Intuitions regarding possible output and previous steps

[adriaaula]

First of all, thanks for the tools you developed, the extensive tutorials and the fast response. You people rock.

This is not a bug example but rather some doubts regarding the tool.

In our institute we processed 35 metagenomic samples from coastal marine water. I processed the dataset with a typical pipeline (Megahit assembly of the samples + gene prediction with both prodigal and metagenemarks, clustering 95% identity, 90% cov, -cov-mode 2) to create a gene catalog.

Separately I performed similar processes using Plass, performing a coassembly of 8/9 samples each and then clustered the dataset with linclust (95% identity, 90% cov, -cov-mode 2). Comparing the results, I obtained 30M in the first case and 529M in the second.

• But does this improvement in the number makes sense? In your paper you talk about 2 to 10 fold improvement, but this is 20X at least. Maybe I have some errors in my processing. I was about to try for example the --cov-mode to 0 since I mistakenly specified 2 instead of 0, which can be one of the reasons of the high number.

• In the paper I was unable to find quality filtering steps. I guess it is because the raw data was trimmed in the respective papers and then archived in SRA. But could you explain possible stringent approaches to the data cleaning before Plass to reassure the results obtained? I observed that in the biorxiv paper from C. Titus Brown they specified the following:

To avoid confounding effects of random
sequencing error in the analysis and increase specificity at the
cost of sensitivity, we focused only on high-abundance data:
we truncated all reads in the query neighborhoods at any
k-mer that appears fewer than five times, and ran Plass on
these abundance-trimmed reads from each neighborhood

Which tradeoff could be less stringent but useful?

Thanks for everything!

[martin-steinegger]

@adriaaula thank you for trying out Plass and your comments. :)
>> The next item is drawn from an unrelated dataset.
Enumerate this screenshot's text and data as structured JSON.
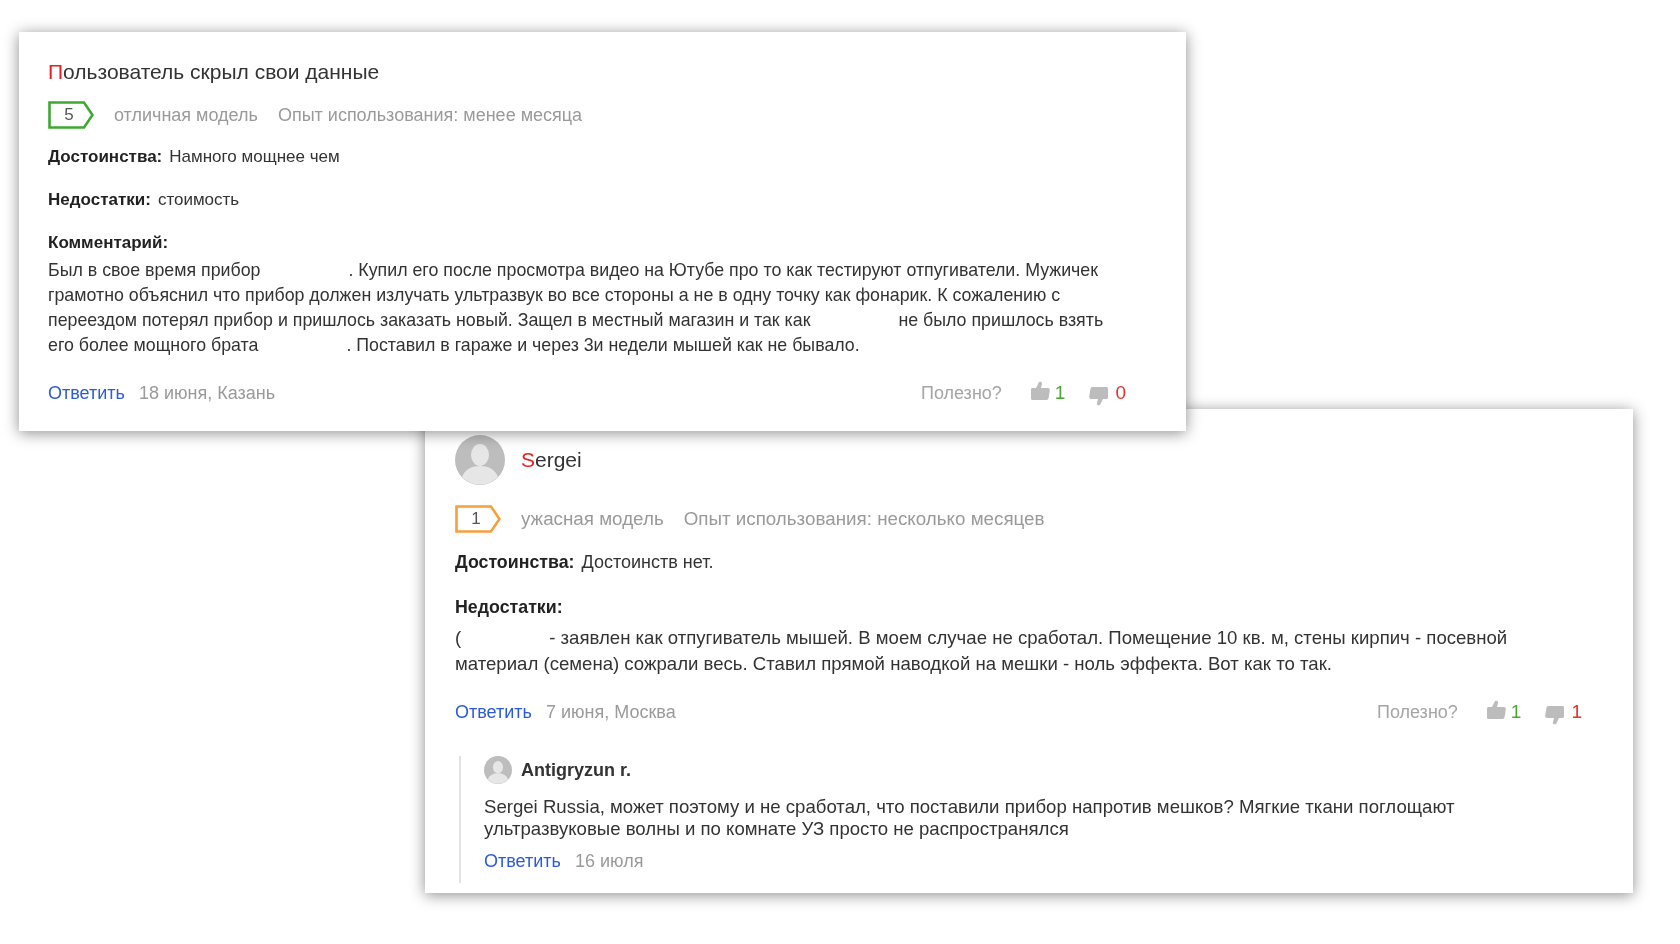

I agree at 20X increase seems to be too high. We used --cov-mode 1 to cluster the proteins in the Plass paper and we only consider assembled proteins(fragments) with length > 100. This mode should merge small fragments. The mode you picked --cov-mode 2 clusters only sequences that can cover the center sequence by 90%. Therefor you end up with many protein fragments. See https://github.com/soedinglab/MMseqs2/wiki#how-to-set-the-right-alignment-coverage-to-cluster

We did not perform quality trimming for the publication but we downloaded quality filtered data from the JGI site. The filtering was preformed by RQCFilter https://jgi.doe.gov/data-and-tools/bbtools/bb-tools-user-guide/data-preprocessing/

In general quality filtering of metagenomic data is tricky. I have tested Plass in combination with bloocoo (https://github.com/GATB/bloocoo) to correct errors and I could see an slight increase in precision and sensitivity of the assembly. So I can recommend using it. Trimming could improve the recovery of some low abundant proteins if the error affect the most left or right amino acid. For highly abundant species (o proteins) trimming will not have too much of an effect, since Plass will pick the best extension by considering sequence identity and thus bogus fragments will be discarded by the lack of homology.